In an earlier blog I discussed some of the ways that contemporary poets write about gardens. In this blog, I’m going to look at how one contemporary poet writes about rivers. I hope this discussion inspires you to think more deeply about how you could respond to particular landscapes (or waterscapes) in your writing. I also hope it stimulates you to research a really interesting contemporary writer and her ideas about the relationship between poetry and places.
One of my favourite books ever (by one of my favourite poets ever) is Alice Oswald’s Dart, which was published in 2002. The book is a single, 48-page poem about the river Dart in Devon. The river gives the book a kind of narrative structure. It opens with a description of a marshy pool on Dartmoor – the river’s source – and ends with the estuary where it flows out to sea. Along the way, the poem takes on a number of different forms: sometimes it’s a kind of prose poetry, while at other times there are sections in rhyming couplets, ballad stanzas and free verse. Like Proteus, the shapeshifting ‘Old Man of the Sea’ in Ancient Greek mythology, Oswald’s poem never stays in the same form for long.
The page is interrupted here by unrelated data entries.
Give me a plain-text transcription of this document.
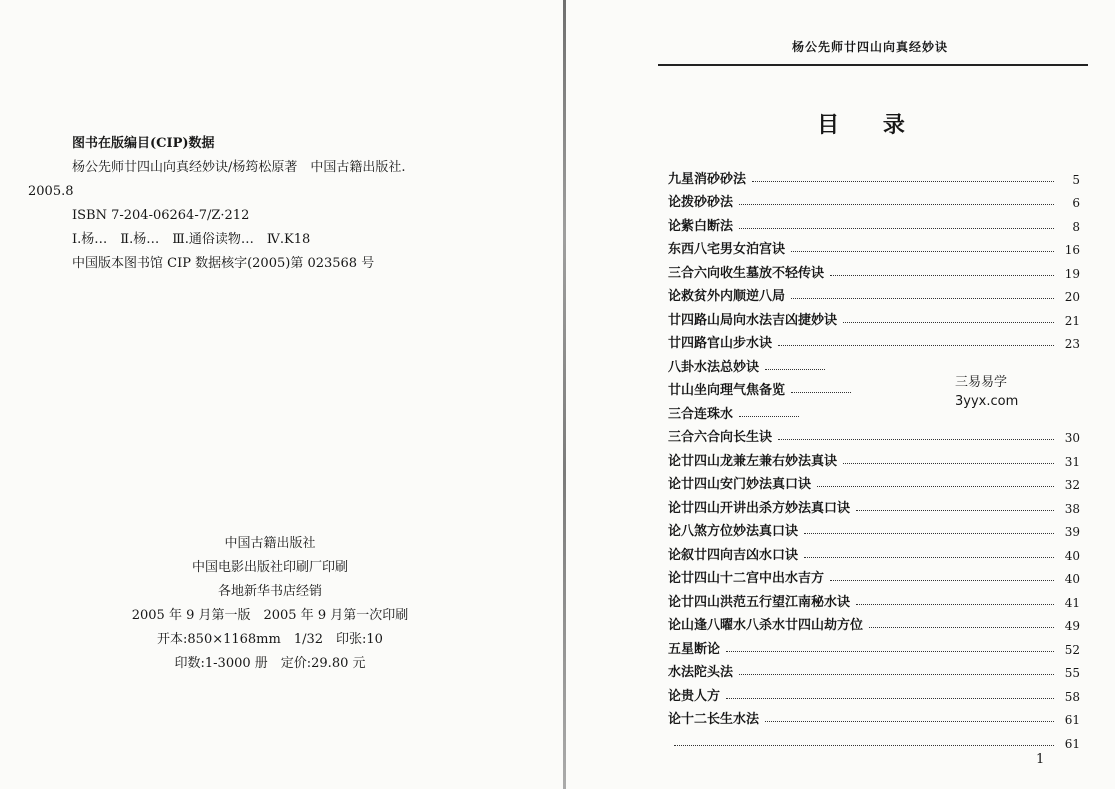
图书在版编目(CIP)数据
杨公先师廿四山向真经妙诀/杨筠松原著　中国古籍出版社.
2005.8
ISBN 7-204-06264-7/Z·212
Ⅰ.杨…　Ⅱ.杨…　Ⅲ.通俗读物…　Ⅳ.K18
中国版本图书馆 CIP 数据核字(2005)第 023568 号
中国古籍出版社
中国电影出版社印刷厂印刷
各地新华书店经销
2005 年 9 月第一版　2005 年 9 月第一次印刷
开本:850×1168mm　1/32　印张:10
印数:1-3000 册　定价:29.80 元
杨公先师廿四山向真经妙诀
目 录
九星消砂砂法	5
论拨砂砂法	6
论紫白断法	8
东西八宅男女泊宫诀	16
三合六向收生墓放不轻传诀	19
论救贫外内顺逆八局	20
廿四路山局向水法吉凶捷妙诀	21
廿四路官山步水诀	23
八卦水法总妙诀
廿山坐向理气焦备览
三合连珠水
三合六合向长生诀	30
论廿四山龙兼左兼右妙法真诀	31
论廿四山安门妙法真口诀	32
论廿四山开讲出杀方妙法真口诀	38
论八煞方位妙法真口诀	39
论叙廿四向吉凶水口诀	40
论廿四山十二宫中出水吉方	40
论廿四山洪范五行望江南秘水诀	41
论山逢八曜水八杀水廿四山劫方位	49
五星断论	52
水法陀头法	55
论贵人方	58
论十二长生水法	61
61
三易易学
3yyx.com
1
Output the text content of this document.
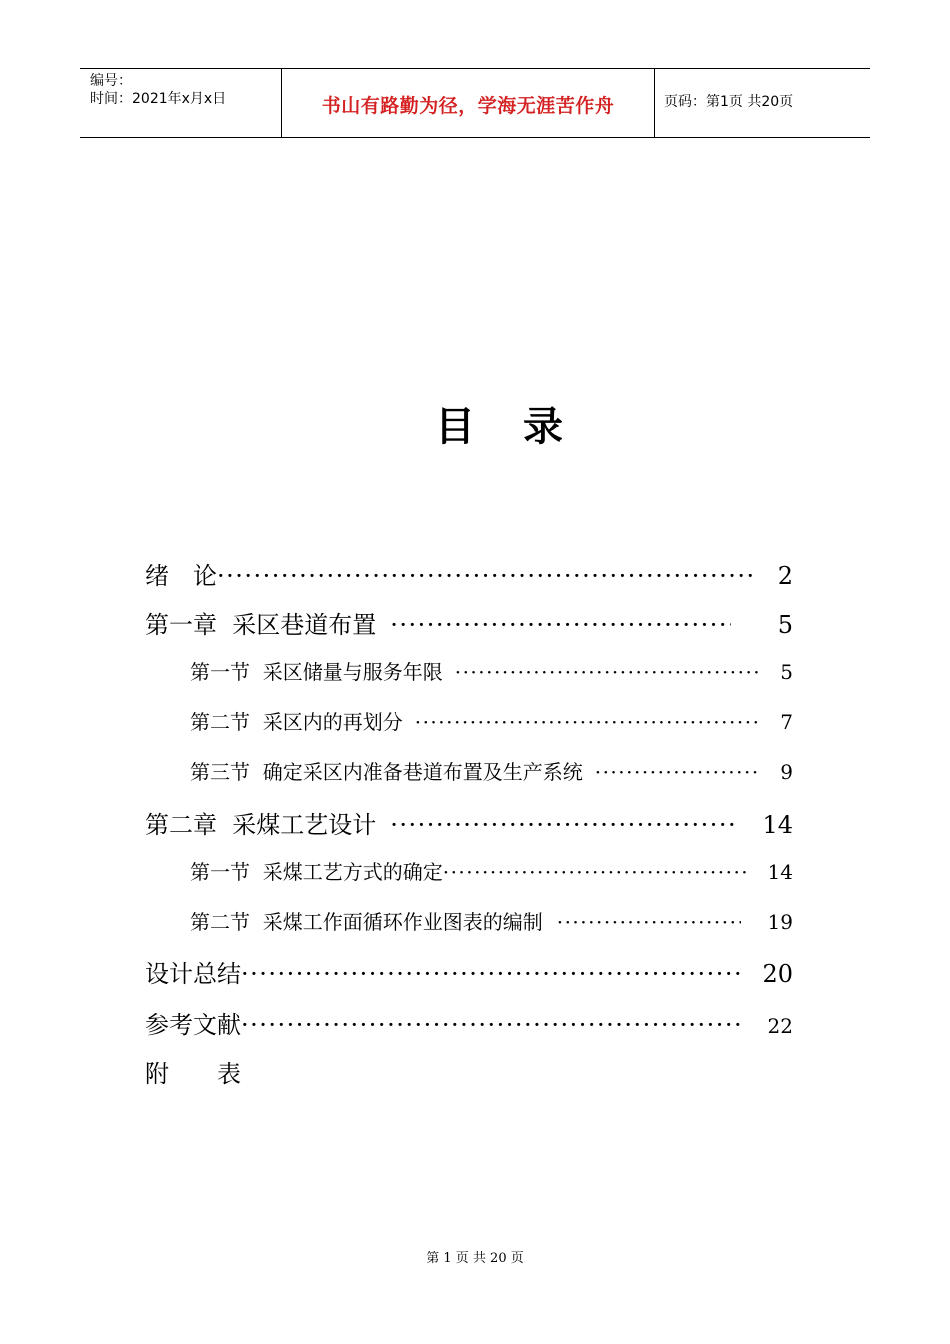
编号：
时间：2021年x月x日	书山有路勤为径，学海无涯苦作舟	页码：第1页 共20页
目录
绪　论 ·····	2
第一章  采区巷道布置 ·····	5
第一节  采区储量与服务年限 ·····	5
第二节  采区内的再划分 ·····	7
第三节  确定采区内准备巷道布置及生产系统 ·····	9
第二章  采煤工艺设计 ·····	14
第一节  采煤工艺方式的确定 ·····	14
第二节  采煤工作面循环作业图表的编制 ·····	19
设计总结 ·····	20
参考文献 ·····	22
附　　表
第 1 页 共 20 页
I love how the structure is so varied, and how it is inspired by the subject matter. It works so well that it feels inevitable: in retrospect it’d just be all wrong if she’d decided to write Dart as a sequence of box-like sonnets, or had chosen to start by describing a location midway between source and sea. So the form does justice to the content of the poem. It’s also wild, unpredictable, and fun.
Oswald wrote Dart in a unique way. She walked the length of the Dart with a tape recorder, asking the people she met what the river means to them: there are hikers, canoeists, poachers, dreamers, fishermen, foresters and sewage workers, to name a few. There are also imaginary figures, like ghosts and water sprites. As closely as possible (and with their permission), Oswald incorporates these people’s words into the poem. This means that, instead of simply containing a collection of her ideas about the river, Dart is made up of a whole variety of different, sometimes contradictory perspectives. It’s not the sort of poem where ‘I’, the poet, tells the reader about ‘me’ and what ‘I think’.
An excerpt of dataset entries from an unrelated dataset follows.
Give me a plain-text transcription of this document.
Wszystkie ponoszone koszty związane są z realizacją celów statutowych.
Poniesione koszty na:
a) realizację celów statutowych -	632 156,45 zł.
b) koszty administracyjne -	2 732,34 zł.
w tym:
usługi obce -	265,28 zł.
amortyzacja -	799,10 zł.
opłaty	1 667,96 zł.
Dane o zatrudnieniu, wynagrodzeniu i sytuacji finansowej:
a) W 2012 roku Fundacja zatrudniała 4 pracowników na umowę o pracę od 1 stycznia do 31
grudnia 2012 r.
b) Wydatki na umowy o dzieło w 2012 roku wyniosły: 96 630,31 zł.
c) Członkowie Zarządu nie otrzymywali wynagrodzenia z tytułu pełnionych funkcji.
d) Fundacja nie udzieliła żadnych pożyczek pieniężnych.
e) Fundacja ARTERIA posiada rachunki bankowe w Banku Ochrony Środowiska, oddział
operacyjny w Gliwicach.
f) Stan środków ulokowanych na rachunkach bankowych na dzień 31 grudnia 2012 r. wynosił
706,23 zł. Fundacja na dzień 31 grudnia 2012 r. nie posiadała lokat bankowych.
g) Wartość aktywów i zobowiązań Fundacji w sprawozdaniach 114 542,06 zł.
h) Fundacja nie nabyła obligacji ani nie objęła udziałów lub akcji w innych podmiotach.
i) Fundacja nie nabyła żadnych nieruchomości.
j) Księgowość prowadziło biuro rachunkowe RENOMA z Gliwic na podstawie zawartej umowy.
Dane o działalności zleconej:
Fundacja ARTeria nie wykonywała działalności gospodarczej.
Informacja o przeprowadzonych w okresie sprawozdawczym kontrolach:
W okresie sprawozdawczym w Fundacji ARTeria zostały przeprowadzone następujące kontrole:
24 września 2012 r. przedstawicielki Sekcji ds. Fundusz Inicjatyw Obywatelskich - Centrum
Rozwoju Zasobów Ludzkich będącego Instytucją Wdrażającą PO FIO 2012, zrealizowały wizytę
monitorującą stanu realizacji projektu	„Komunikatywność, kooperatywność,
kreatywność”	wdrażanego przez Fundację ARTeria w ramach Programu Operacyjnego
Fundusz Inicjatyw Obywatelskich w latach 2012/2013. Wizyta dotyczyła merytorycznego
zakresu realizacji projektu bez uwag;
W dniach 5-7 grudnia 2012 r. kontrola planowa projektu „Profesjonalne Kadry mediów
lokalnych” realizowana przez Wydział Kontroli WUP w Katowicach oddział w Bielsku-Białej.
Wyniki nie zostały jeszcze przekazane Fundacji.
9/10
The historian Tricia Cusack argues in Riverscapes and National Identities that great rivers often play an important part in a nation’s imagery and iconography, and are even described as sharing supposed national traits with a human population. So according to Cusack, in nineteenth-century popular culture the Rhine and its people were seen as Romantic, while the Thames and its people were grand and imperial. Whether or not these stereotypes are true, it’s interesting how particular places comes to embody values they didn’t always have: I doubt a hunter-gatherer ten thousand years ago looked at the Thames and thought ‘how imperial!’ It’s revealing that Oswald chose not to write about the Thames, Rhine, Hudson or another famous waterway associated with national history, royalty, and empire. Instead she chose a local river, and wrote a poem in the voices of ordinary people who lived, worked and relaxed near it. To me this seems like a very democratic thing to do.
I want to leave you with a couple of things to think about, which are relevant for writing not just about rivers but all kinds of locations. Firstly, are there any places near you that have certain values associated with them – tranquillity, ugliness, grandeur, danger, romance, and so on? If so, how do these ideas relate to the physical place, as you experience it? Is reality more mundane? Is it more complex and interesting? Are there possibilities for a poem, story or other form of writing based on the conflict between these abstract ideas and the physical reality of the place? Secondly, are there ways in which more than one narrative voice – real or imagined – could be brought into your writing? How would this affect it?